JAKARTA - Prajurit Tentara Nasional Indonesia Angkatan Darat (TNI AD) dan Angkatan Darat Amerika Serikat (US Army) telah menyelesaikan Latihan Bersama Ksatria Warrior 2026. Latihan ini berlangsung selama 15 hari di Puslatpur Kodiklatad, Baturaja, Kabupaten Ogan Komering Ulu, Sumatera Selatan.
Pembantu Asisten VIII/Kerja Sama Militer Non-Asia Staf Operasi Angkatan Darat, Kolonel Inf Medi Hariyo Wibowo, menjelaskan bahwa selama latihan, para prajurit dari kedua negara membangun hubungan yang kuat melalui kegiatan saling belajar, koordinasi, dan komunikasi. Dia menekankan bahwa semangat saling menghormati, saling menguntungkan, dan saling percaya telah terwujud dalam setiap tahap latihan.

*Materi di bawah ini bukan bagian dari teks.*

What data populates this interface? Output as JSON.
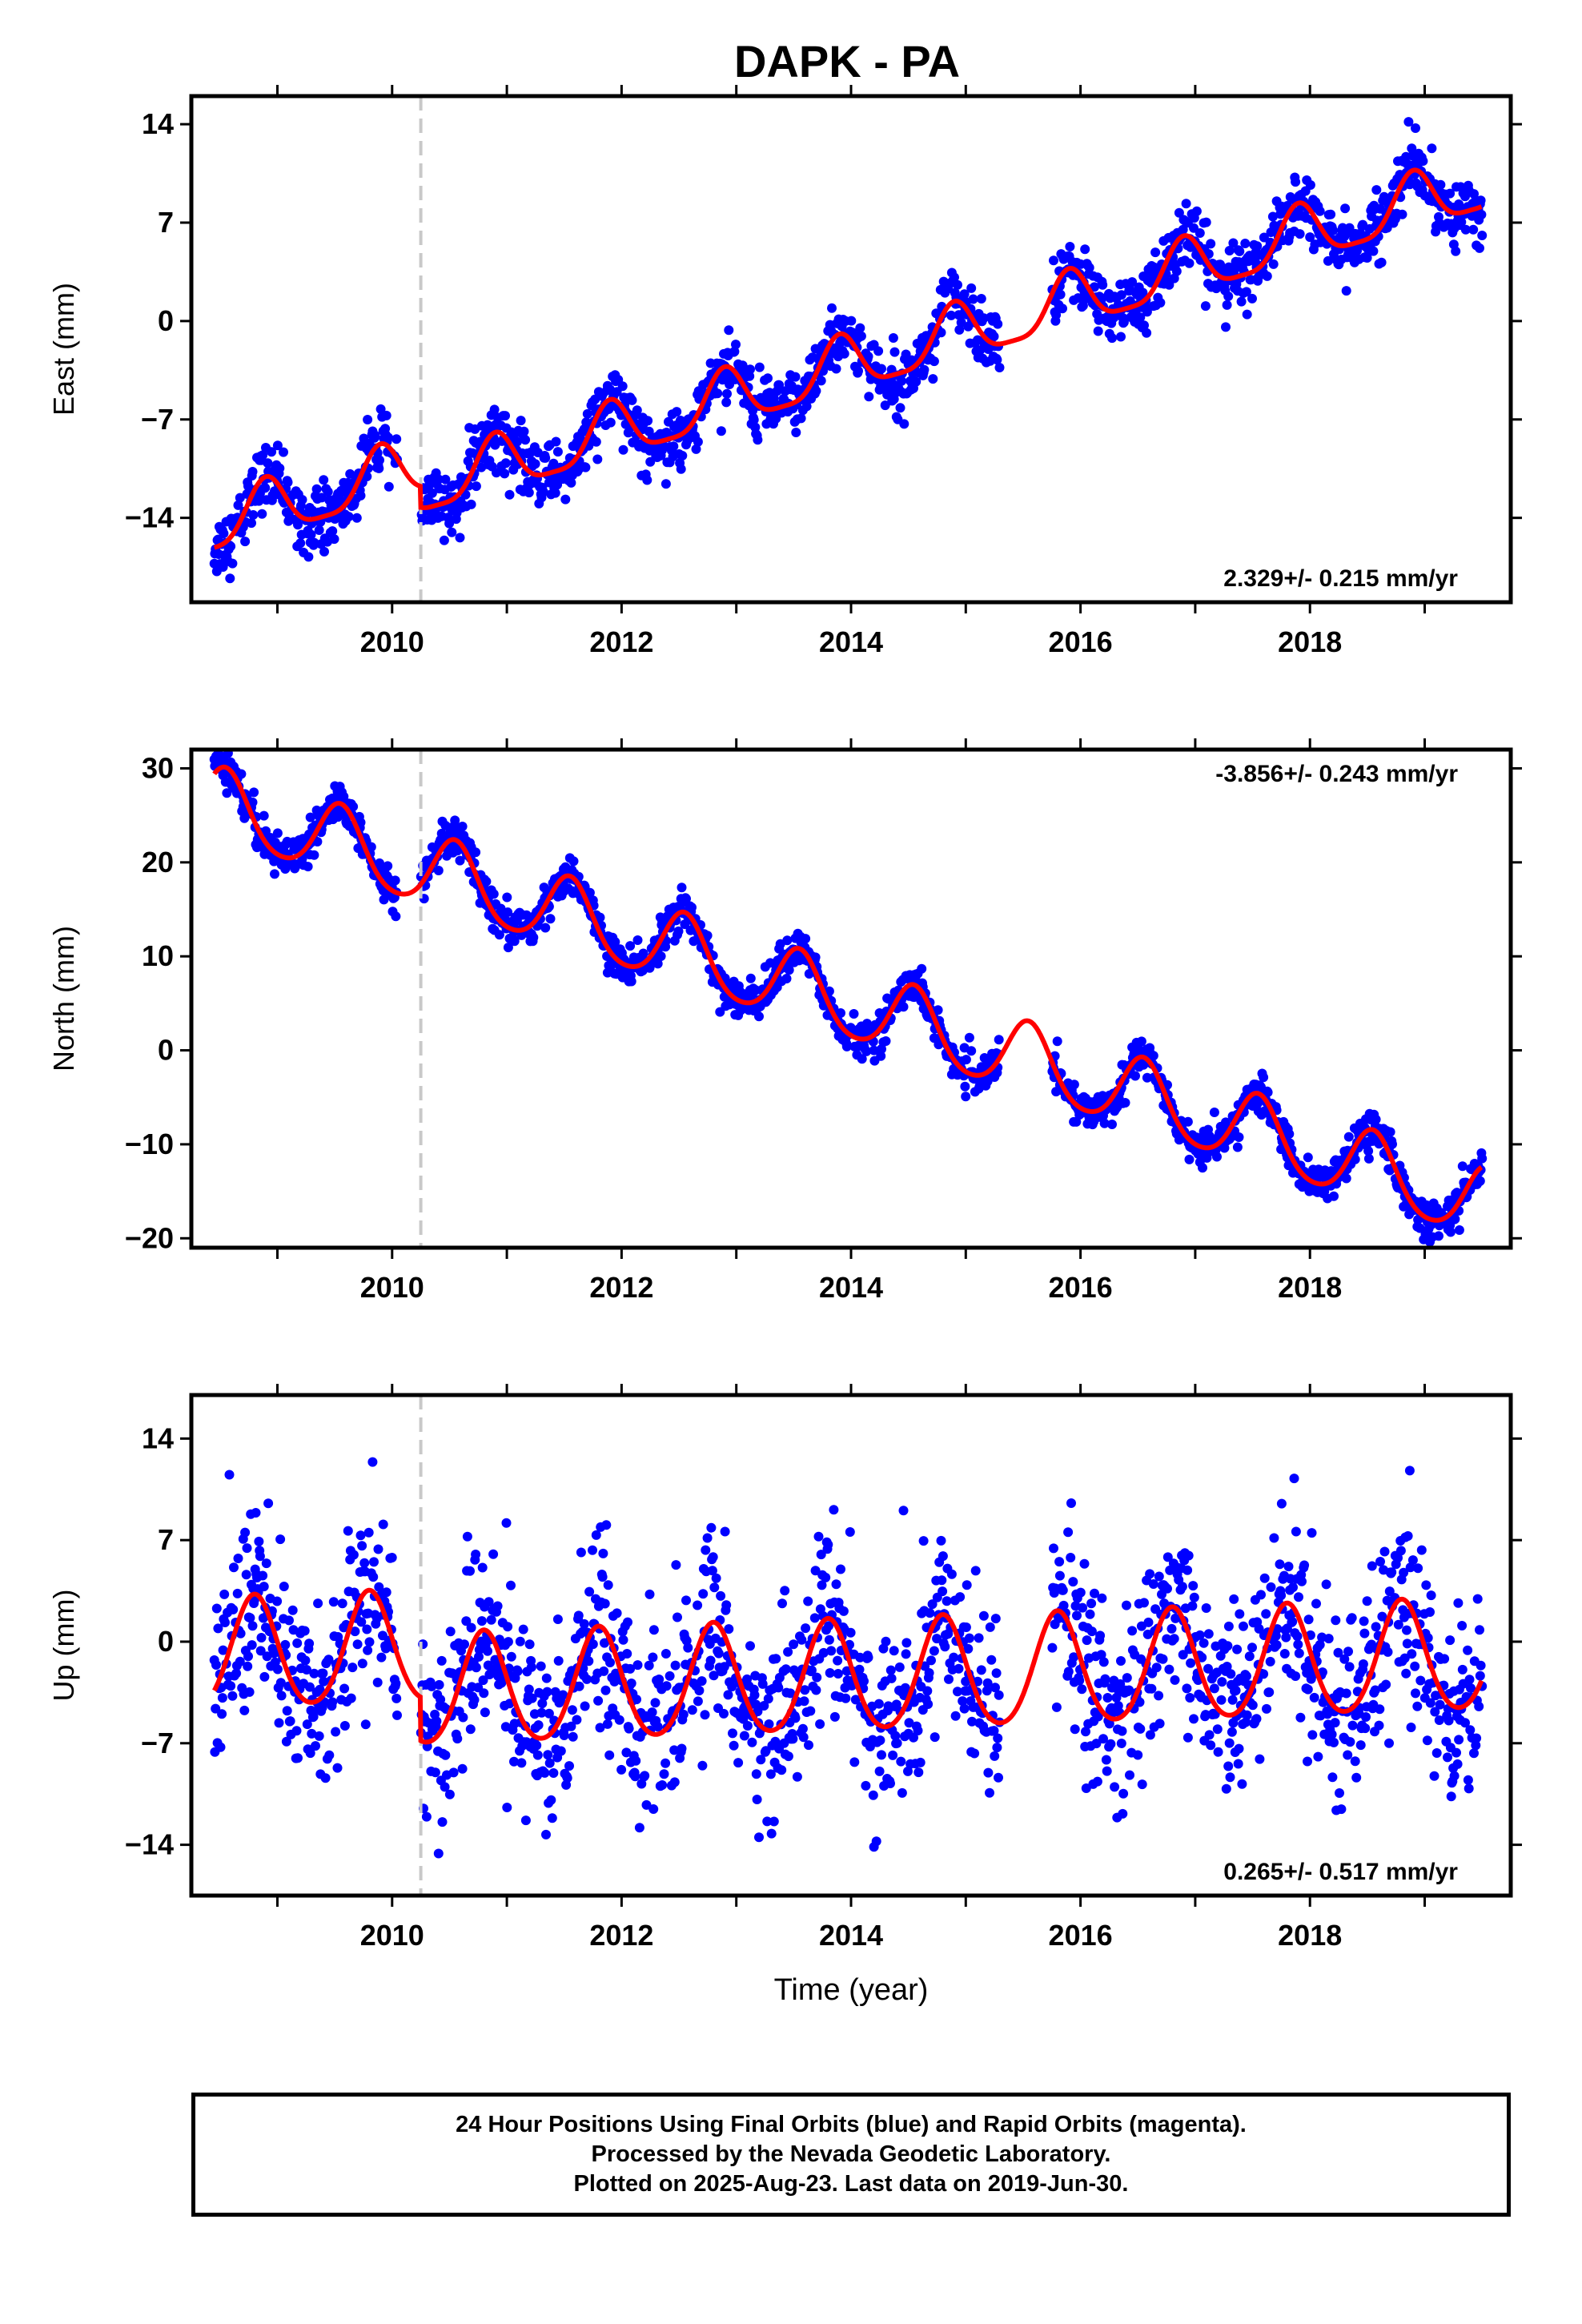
{
  "title": "DAPK - PA",
  "colors": {
    "data_points": "#0000ff",
    "model_fit": "#ff0000",
    "equipment_change": "#c8c8c8",
    "axes": "#000000"
  },
  "chart_data": [
    {
      "type": "scatter",
      "component": "East",
      "ylabel": "East (mm)",
      "xlabel": "",
      "ylim": [
        -20,
        16
      ],
      "yticks": [
        -14,
        -7,
        0,
        7,
        14
      ],
      "xlim": [
        2008.25,
        2019.75
      ],
      "xticks": [
        2010,
        2012,
        2014,
        2016,
        2018
      ],
      "rate_label": "2.329+/- 0.215 mm/yr",
      "rate_label_position": "bottom-right",
      "trend": {
        "rate": 2.329,
        "offset_at_2008_5": -14.5,
        "annual_amplitude": 2.0,
        "annual_phase_peak": 0.9,
        "semiannual_amplitude": 0.5,
        "step": {
          "at": 2010.25,
          "amount": -1.5
        }
      },
      "scatter_sigma": 1.1,
      "data_start": 2008.45,
      "data_end": 2019.5,
      "gaps": [
        [
          2010.05,
          2010.25
        ],
        [
          2015.3,
          2015.75
        ]
      ],
      "equipment_change_epoch": 2010.25
    },
    {
      "type": "scatter",
      "component": "North",
      "ylabel": "North (mm)",
      "xlabel": "",
      "ylim": [
        -21,
        32
      ],
      "yticks": [
        -20,
        -10,
        0,
        10,
        20,
        30
      ],
      "xlim": [
        2008.25,
        2019.75
      ],
      "xticks": [
        2010,
        2012,
        2014,
        2016,
        2018
      ],
      "rate_label": "-3.856+/- 0.243 mm/yr",
      "rate_label_position": "top-right",
      "trend": {
        "rate": -3.856,
        "offset_at_2008_5": 26.0,
        "annual_amplitude": 3.8,
        "annual_phase_peak": 0.55,
        "semiannual_amplitude": 0.5,
        "step": {
          "at": 2010.25,
          "amount": 0.0
        }
      },
      "scatter_sigma": 1.0,
      "data_start": 2008.45,
      "data_end": 2019.5,
      "gaps": [
        [
          2010.05,
          2010.25
        ],
        [
          2015.3,
          2015.75
        ]
      ],
      "equipment_change_epoch": 2010.25
    },
    {
      "type": "scatter",
      "component": "Up",
      "ylabel": "Up (mm)",
      "xlabel": "Time (year)",
      "ylim": [
        -17.5,
        17
      ],
      "yticks": [
        -14,
        -7,
        0,
        7,
        14
      ],
      "xlim": [
        2008.25,
        2019.75
      ],
      "xticks": [
        2010,
        2012,
        2014,
        2016,
        2018
      ],
      "rate_label": "0.265+/- 0.517 mm/yr",
      "rate_label_position": "bottom-right",
      "trend": {
        "rate": 0.265,
        "offset_at_2008_5": -1.0,
        "annual_amplitude": 3.8,
        "annual_phase_peak": 0.8,
        "semiannual_amplitude": 0.4,
        "step": {
          "at": 2010.25,
          "amount": -3.0
        }
      },
      "scatter_sigma": 3.2,
      "data_start": 2008.45,
      "data_end": 2019.5,
      "gaps": [
        [
          2010.05,
          2010.25
        ],
        [
          2015.3,
          2015.75
        ]
      ],
      "equipment_change_epoch": 2010.25
    }
  ],
  "footer": {
    "line1": "24 Hour Positions Using Final Orbits (blue) and Rapid Orbits (magenta).",
    "line2": "Processed by the Nevada Geodetic Laboratory.",
    "line3": "Plotted on 2025-Aug-23. Last data on 2019-Jun-30."
  }
}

Dalam upacara penutupan, Medi mengapresiasi semua pihak yang terlibat dan berharap latihan ini tidak hanya meningkatkan kemampuan tempur prajurit, tetapi juga mempererat hubungan militer dan bilateral antara Indonesia dan Amerika Serikat. Kolonel Richard King, Perwira Penanggung Jawab Operasi USARPAC, menambahkan bahwa kemampuan prajurit TNI AD dan US Army dalam berkoordinasi selama latihan menunjukkan semakin kuatnya hubungan antara kedua negara.
Selama 15 hari pelaksanaan Latma Ksatria Warrior 2026, para prajurit mengikuti berbagai materi latihan yang meliputi teori, teknik, taktik, staf, dan operasi. Materi tersebut termasuk pembelajaran di kelas, latihan kemampuan Zeni melalui renovasi SDN 04 Peracak, serta latihan pengambilan keputusan. Selain itu, mereka juga melakukan latihan lapangan dan latihan menembak menggunakan peluru tajam. Rangkaian latihan ini bertujuan untuk meningkatkan kemampuan teknis, taktis, staf, dan koordinasi operasi prajurit.